19. On the other hand, as Adam Smith observed, mercantilism could be understood as form of rent-seeking. Contemporarily, this rentier capitalism is another form of epiphenomenal wealth creation. Rentierism is mildly productive, enlisting various productive industries like construction or computers, but the real wealth is generated simply by owning ever more expansive kinds of capital and exploiting labourers to use it, thus capturing their productive work.

20. The unwieldy set of different kinds of wealth creation has allegedly been produced by the implementation of a simple set of economic principles, which can be summed up with perhaps the most consecrated tenet (or symbol) of this myth: the “free market.” The zealous pursuit of the free market is guided by a central commandment: deregulation, which amounts to a fundamentalist rejection of any type of legislation, structure, or system, even hypothetically, that would hinder the unbridled pursuit of capital accumulation by the world’s most wealthy people. According to dogma, deregulation is the source of all the increased prosperity that humans have enjoyed over the last three and a half decades.
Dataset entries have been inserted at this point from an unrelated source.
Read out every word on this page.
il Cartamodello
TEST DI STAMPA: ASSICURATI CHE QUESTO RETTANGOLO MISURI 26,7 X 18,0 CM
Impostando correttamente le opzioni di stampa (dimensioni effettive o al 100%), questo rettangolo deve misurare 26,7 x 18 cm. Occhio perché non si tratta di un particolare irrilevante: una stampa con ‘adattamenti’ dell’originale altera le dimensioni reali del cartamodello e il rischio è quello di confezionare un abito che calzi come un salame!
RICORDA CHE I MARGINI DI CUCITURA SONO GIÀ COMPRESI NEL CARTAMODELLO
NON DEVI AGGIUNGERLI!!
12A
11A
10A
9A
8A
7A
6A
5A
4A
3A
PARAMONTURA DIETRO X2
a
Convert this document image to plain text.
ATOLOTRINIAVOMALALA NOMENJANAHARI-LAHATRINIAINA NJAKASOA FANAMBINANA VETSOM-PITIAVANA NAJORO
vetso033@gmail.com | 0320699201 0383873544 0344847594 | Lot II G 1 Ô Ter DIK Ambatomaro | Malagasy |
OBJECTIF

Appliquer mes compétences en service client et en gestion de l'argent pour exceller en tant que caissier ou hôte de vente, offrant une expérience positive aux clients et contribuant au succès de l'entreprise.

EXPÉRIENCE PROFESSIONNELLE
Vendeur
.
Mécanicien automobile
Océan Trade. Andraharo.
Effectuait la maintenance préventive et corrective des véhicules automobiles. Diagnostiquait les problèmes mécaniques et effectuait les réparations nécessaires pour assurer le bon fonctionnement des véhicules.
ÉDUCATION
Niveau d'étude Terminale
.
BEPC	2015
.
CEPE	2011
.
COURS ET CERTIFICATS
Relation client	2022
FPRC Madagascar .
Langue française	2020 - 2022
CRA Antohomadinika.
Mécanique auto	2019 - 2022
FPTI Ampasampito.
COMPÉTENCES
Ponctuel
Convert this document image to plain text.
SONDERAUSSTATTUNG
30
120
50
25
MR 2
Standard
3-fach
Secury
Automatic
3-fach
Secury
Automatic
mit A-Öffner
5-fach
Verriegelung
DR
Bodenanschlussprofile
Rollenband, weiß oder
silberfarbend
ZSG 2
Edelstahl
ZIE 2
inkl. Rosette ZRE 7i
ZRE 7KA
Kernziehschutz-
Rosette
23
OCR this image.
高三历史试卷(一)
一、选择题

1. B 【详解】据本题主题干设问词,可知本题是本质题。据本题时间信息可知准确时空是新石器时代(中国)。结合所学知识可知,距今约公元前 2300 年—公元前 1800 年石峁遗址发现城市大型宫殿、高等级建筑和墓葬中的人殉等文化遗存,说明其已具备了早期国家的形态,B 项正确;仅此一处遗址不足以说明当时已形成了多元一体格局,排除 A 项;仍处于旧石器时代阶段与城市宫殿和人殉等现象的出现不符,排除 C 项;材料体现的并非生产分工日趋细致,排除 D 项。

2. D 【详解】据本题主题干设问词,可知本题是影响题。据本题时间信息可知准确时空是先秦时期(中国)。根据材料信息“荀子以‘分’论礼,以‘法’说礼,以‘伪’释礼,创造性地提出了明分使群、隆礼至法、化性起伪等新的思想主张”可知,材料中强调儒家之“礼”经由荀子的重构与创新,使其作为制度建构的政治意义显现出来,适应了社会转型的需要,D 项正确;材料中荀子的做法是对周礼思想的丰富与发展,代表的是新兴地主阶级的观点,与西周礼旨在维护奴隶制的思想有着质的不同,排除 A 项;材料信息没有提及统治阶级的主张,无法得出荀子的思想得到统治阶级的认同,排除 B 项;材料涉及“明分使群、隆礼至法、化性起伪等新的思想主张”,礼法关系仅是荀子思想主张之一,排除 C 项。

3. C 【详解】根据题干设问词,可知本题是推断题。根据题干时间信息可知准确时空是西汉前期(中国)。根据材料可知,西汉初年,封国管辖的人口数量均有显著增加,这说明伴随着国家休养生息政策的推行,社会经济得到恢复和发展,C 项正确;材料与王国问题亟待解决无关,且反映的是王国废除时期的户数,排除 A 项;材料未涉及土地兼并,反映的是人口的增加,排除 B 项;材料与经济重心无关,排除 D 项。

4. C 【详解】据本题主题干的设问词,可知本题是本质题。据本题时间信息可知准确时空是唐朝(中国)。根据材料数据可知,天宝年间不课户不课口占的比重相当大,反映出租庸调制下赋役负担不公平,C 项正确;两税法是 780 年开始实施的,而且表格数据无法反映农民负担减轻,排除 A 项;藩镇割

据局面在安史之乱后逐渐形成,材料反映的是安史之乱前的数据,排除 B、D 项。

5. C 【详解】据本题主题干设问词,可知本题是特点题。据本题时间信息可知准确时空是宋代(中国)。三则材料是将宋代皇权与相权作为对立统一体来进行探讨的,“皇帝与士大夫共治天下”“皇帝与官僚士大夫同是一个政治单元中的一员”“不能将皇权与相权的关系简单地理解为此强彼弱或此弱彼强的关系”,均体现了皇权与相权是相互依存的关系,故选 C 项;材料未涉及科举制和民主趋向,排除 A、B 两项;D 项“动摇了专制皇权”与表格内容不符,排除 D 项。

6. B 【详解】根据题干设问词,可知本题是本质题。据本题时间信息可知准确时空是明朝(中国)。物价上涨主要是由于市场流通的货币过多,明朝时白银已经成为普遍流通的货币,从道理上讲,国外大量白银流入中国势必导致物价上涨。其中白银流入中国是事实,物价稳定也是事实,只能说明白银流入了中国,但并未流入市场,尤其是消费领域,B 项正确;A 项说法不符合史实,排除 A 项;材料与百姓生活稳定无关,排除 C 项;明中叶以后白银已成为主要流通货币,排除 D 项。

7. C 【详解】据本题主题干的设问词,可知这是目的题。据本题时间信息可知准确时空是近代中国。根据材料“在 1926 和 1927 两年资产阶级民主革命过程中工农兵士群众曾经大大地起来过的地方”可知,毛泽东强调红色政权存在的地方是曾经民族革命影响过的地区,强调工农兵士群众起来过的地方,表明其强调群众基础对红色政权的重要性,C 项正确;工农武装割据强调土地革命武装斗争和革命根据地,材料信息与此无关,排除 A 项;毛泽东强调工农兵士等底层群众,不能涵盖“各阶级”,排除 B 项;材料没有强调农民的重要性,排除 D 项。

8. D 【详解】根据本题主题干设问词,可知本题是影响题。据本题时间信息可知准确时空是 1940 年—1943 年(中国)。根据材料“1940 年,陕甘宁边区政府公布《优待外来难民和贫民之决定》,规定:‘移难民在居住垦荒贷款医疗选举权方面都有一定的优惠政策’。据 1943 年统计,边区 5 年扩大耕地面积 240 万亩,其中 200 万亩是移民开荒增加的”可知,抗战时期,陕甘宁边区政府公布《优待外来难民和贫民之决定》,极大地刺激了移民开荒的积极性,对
21. The empirical and theoretical work establishing this causal relationship is non-existent. First, recalcitrant and confounding evidence is ample. Most the economic growth of the 20th century, including periods where growth was greater than in the past 35 years, happened under conditions that were significantly more regulated than now.

22. Deregulation is so overgeneralised as to be almost conceptually useless. Artificial price ceilings and Pigouvian taxes (and taxation in general) are fundamentally different kinds of things.